Pero, ¿y si el consumidor ya tiene un ancla para la perla blanca? ¿Cómo consiguió Assael crear un nuevo ancla? La respuesta, como dijo Mark Twain, es bien sencilla:
“Para que un hombre codicie algo, basta con hacer que resulte difícil de obtener”. Winston, el viejo comerciante, sabía lo que hacía y expuso las perlas negras más caras que las blancas.
Las motivaciones de un consumidor a la hora de pagar más o menos dinero son tan irracionales que resultan casi increíbles. Para demostrar lo aleatorias que son nuestras decisiones como consumidores y lo fácilmente manipulables que somos, Ariely realizó un experimento con sus alumnos en el que intentaba crear un ancla de manera artificial que influyera en su disposición a pagar por un producto.

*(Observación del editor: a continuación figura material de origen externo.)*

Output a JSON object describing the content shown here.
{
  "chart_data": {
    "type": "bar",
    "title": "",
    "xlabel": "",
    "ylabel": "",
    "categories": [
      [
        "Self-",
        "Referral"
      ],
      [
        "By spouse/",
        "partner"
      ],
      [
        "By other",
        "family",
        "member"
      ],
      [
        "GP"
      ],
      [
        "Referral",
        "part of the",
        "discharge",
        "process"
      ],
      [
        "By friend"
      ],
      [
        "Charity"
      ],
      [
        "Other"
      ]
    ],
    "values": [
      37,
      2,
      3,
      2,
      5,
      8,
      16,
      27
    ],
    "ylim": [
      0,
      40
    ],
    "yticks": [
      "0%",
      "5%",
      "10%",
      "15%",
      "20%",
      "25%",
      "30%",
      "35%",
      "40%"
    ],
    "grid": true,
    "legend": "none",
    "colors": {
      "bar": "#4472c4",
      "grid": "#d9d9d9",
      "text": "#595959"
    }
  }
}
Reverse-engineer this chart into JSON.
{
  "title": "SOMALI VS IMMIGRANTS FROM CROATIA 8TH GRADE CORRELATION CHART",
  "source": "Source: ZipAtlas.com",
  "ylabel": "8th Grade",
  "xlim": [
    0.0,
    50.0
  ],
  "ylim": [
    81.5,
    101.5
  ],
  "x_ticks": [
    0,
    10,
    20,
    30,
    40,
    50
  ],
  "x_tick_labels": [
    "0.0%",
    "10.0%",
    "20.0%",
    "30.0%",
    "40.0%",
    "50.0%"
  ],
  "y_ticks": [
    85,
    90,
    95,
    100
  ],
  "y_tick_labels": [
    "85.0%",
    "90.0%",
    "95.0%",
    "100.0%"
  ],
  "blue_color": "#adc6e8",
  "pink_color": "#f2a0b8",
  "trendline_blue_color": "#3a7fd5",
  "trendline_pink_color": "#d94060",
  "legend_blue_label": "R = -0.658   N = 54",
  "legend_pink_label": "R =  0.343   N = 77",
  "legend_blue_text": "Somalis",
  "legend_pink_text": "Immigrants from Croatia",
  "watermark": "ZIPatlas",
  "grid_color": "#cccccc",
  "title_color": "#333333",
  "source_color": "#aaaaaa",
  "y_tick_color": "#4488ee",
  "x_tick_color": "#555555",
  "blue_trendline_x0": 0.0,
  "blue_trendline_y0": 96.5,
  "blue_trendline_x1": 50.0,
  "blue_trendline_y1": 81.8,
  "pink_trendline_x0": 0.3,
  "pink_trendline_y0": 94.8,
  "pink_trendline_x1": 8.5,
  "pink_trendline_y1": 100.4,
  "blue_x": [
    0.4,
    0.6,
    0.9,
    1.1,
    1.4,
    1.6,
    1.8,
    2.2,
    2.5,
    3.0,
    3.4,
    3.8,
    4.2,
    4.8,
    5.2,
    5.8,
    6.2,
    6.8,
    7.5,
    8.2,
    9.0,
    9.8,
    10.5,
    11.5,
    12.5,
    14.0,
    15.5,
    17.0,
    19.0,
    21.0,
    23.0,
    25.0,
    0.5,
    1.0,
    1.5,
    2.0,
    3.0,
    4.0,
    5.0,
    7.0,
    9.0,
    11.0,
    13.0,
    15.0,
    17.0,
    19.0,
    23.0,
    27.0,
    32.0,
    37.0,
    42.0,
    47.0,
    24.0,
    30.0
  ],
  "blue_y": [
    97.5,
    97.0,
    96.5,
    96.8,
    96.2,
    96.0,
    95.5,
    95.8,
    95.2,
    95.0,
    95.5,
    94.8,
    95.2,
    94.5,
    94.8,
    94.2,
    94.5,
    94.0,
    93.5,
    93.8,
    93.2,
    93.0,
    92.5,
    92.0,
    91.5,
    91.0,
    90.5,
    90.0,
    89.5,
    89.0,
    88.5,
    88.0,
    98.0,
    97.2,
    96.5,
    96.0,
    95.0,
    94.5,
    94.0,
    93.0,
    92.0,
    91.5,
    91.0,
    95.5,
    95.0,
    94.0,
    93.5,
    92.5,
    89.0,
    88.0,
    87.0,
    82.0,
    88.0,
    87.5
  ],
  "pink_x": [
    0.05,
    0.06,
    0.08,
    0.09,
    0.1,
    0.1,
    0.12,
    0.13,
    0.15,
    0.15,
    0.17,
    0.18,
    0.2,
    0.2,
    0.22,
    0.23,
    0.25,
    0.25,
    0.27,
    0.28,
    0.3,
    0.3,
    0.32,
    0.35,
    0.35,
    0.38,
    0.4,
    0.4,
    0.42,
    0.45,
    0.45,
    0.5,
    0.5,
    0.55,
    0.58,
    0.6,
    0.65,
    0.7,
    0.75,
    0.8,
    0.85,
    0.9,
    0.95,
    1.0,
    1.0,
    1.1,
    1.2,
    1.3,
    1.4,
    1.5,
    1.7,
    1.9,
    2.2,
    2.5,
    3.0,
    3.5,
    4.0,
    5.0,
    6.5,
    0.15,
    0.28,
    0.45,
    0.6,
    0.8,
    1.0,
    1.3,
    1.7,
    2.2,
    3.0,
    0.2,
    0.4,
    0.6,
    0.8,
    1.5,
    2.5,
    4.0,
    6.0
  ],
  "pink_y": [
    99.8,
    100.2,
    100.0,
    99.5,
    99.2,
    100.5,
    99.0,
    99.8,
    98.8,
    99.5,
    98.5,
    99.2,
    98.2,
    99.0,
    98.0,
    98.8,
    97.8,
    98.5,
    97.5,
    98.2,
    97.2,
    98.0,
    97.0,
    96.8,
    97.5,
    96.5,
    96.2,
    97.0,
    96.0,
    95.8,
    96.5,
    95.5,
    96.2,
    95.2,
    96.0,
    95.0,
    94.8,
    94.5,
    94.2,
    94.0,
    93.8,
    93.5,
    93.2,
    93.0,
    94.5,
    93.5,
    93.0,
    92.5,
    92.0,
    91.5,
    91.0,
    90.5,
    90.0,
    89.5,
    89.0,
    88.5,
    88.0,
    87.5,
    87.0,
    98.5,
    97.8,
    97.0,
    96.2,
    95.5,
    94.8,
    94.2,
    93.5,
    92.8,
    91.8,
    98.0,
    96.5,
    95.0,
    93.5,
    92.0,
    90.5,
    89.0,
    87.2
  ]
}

El experimento consistió en una especie de subasta de algunos productos, en principio interesantes para gente joven: un par de botellas de buen vino francés, un libro sobre diseño gráfico, un teclado y un trackball inalámbricos y una caja de finos chocolates belgas. Ariely pidió a los alumnos que pusieran sus dos últimos dígitos del número de la seguridad social en una hoja, y al lado, si estaban dispuestos a pagar ese precio por cada uno de los productos. Después se les pidió que apuntaran los precios que estarían dispuestos a pagar por los productos de arriba, es decir, que hicieran una puja similar a las que hacemos en ebay.
¿Serviría de ancla algo tan aleatorio como los dos últimos dígitos de la seguridad social? Aunque parezca increíble, resultó que sí. Los que tenían números más altos hicieron pujas más elevadas, mientras que los que tenían dígitos más bajos hicieron pujas muy inferiores. Bastó que los alumnos pensaran en un número (podría haber sido la temperatura ambiental, su edad o cualquier otra cosa) para que se vieran influidos a la hora de pagar.
Este experimento pone de manifiesto que tomamos muchas decisiones comerciales que vienen impuestas por anclas iniciales y no por nuestro gusto o necesidad. Como dice Ariely “Si son las anclas y la memoria de ellas - pero no las preferencias- las que determinan nuestro comportamiento ¿a santo de qué celebrar el intercambio, el comercio, como la clave para maximizar la felicidad (o utilidad) personal?”.
La economía tradicional nos quiere convencer de que el liberalismo económico es el único posible en una sociedad moderna y libre. Pero el libre mercado no tiene en cuenta que los seres humanos somos, en primer lugar irracionales, y en segundo lugar, manipulables. El libre mercado está basado en una falacia, la de la oferta y la demanda, y apoyadas en esta falacia, tomamos decisiones erróneas todos los días.
Esto puede no parecer tan grave si hablamos de comprarnos un teléfono móvil muy caro porque tiene una nueva serie de aplicaciones (que nunca utilizaremos), pero empieza a serlo cuando hablamos de los productos esenciales de nuestra sociedad, como atención sanitaria, educación, electricidad, agua y otros recursos clave.
Las fuerzas mercantiles del modelo capitalista no regulan el mercado de manera óptima y justa para todos porque no tienen en cuenta los aspectos humanos, en concreto del funcionamiento irracional de nuestro sobrevalorado cerebro. Por eso es fundamental que haya un mínimo control (resulta difícil establecer cual) de la actividad económica por parte de los gobiernos, aunque eso limite la libre empresa.